It’s been a full month since Utah’s toughest-in-the-nation DUI law went into effect. By lowering the Beehive State’s blood alcohol content limit to .05, the controversial policy is the state’s latest way to shield its residents from libatious horrors. A modern day Zion Curtain, if you will.


But despite much fanfare from local and national journalists, city police haven’t seen more action due to the lower threshold. “There really hasn’t been a change in business for us,” Salt Lake City Police Detective Greg Wilking says. “It hasn’t affected our numbers in any way.”


To the best of Wilking’s knowledge, Salt Lake City cops have yet to make any .05-related arrests. “Seeing impairment at a .06 or a .04, it can be very hard to do,” Wilking says. Impairment, after all, starts at different levels for different people. “Any DUI driver is dangerous,” Wilking says. “But they generally come to our attention at those higher levels.”


Wilking says SLC officers are relying on the classics to determine if someone is impaired. “We’re still applying the field sobriety test, we’re still looking for that odor of alcohol, slurred speech, blurry eyes, driving pattern, the balance. We’re looking at all of those things,” he says. “I don’t know if we’ve stopped somebody at a .05 and haven’t seen the impairment, but I don’t know of any cases that we issued a DUI at a .05 either.”


FLICKR/JOSH HALLETT
  • Flickr/Josh Hallett

Utah Highway Patrol Sergeant and Public Information Officer Nick Street says his agency doesn’t yet have any data on the number of people they’ve charged with DUIs under the new legal limit. It will be a few weeks before UHP releases information gathered from its breathalyzers; BAC results from blood tests won’t be available until around April 1. “It’s just going to take some time,” Street says.

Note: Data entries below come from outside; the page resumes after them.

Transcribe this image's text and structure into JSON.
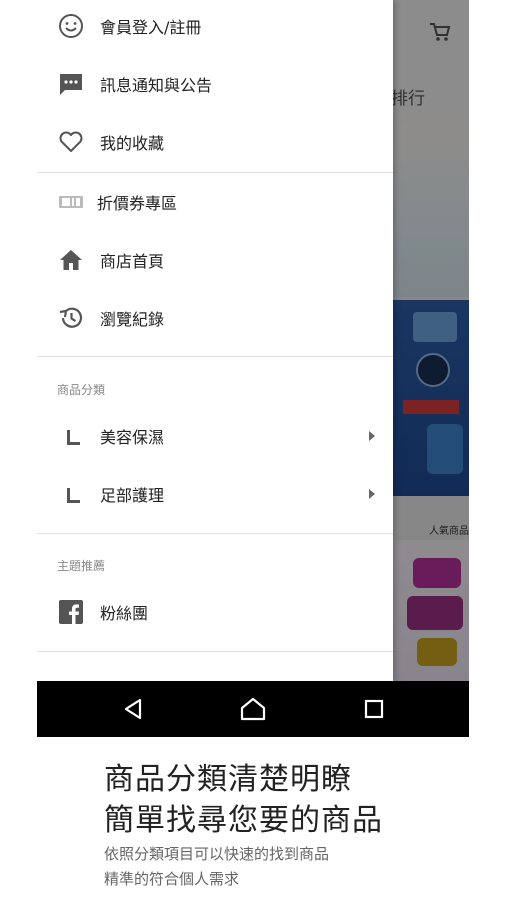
{
  "background_app": {
    "header_tab_fragment": "排行",
    "promo_heading": "人氣商品"
  },
  "drawer": {
    "items": [
      {
        "label": "會員登入/註冊",
        "icon": "smiley-icon"
      },
      {
        "label": "訊息通知與公告",
        "icon": "message-icon"
      },
      {
        "label": "我的收藏",
        "icon": "heart-icon"
      },
      {
        "label": "折價券專區",
        "icon": "coupon-icon"
      },
      {
        "label": "商店首頁",
        "icon": "home-icon"
      },
      {
        "label": "瀏覽紀錄",
        "icon": "history-icon"
      }
    ],
    "categories": {
      "header": "商品分類",
      "items": [
        {
          "label": "美容保濕"
        },
        {
          "label": "足部護理"
        }
      ]
    },
    "topics": {
      "header": "主題推薦",
      "items": [
        {
          "label": "粉絲團",
          "icon": "facebook-icon"
        }
      ]
    }
  },
  "navbar": {
    "back": "back-icon",
    "home": "home-nav-icon",
    "recents": "recents-icon"
  },
  "caption": {
    "headline_line1": "商品分類清楚明瞭",
    "headline_line2": "簡單找尋您要的商品",
    "sub_line1": "依照分類項目可以快速的找到商品",
    "sub_line2": "精準的符合個人需求"
  },
  "colors": {
    "scrim": "#000000",
    "drawer_bg": "#ffffff",
    "navbar_bg": "#000000",
    "icon_gray": "#555555"
  }
}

Salt Lake County District Attorney Sim Gill says his office hasn’t seen a “flood” of DUI cases because of the new law, either. “I think law enforcement is still trying to kind of feel its way through,” he says. “It will be interesting to see how these offenses are observed and objectively supported by officers to be able to articulate that impairment.”


Ditto for at least one local attorney’s office. Luisa Campos, a legal assistant at the Salt Lake City- and Provo-based Zabriskie Law Firm, says lawyers have picked up a few cases over the past month, but none because of the new law. “They’re still all over .08,” she says.


Asked to disperse some wisdom now that .05 has been a reality for a month, Campos says her guidance is the same as it was last year. “Be careful. The first DUI, you can usually get off without going to jail, depending on the blood alcohol content,” she says. “The first one is kind of a slap on the hand, the second there will be jail time, and the third one becomes a felony DUI.”


Don’t be irresponsible, Campos finalizes. “Just always have a designated driver with you, if that’s what you choose to do that evening, she says, “or that morning, or wherever.”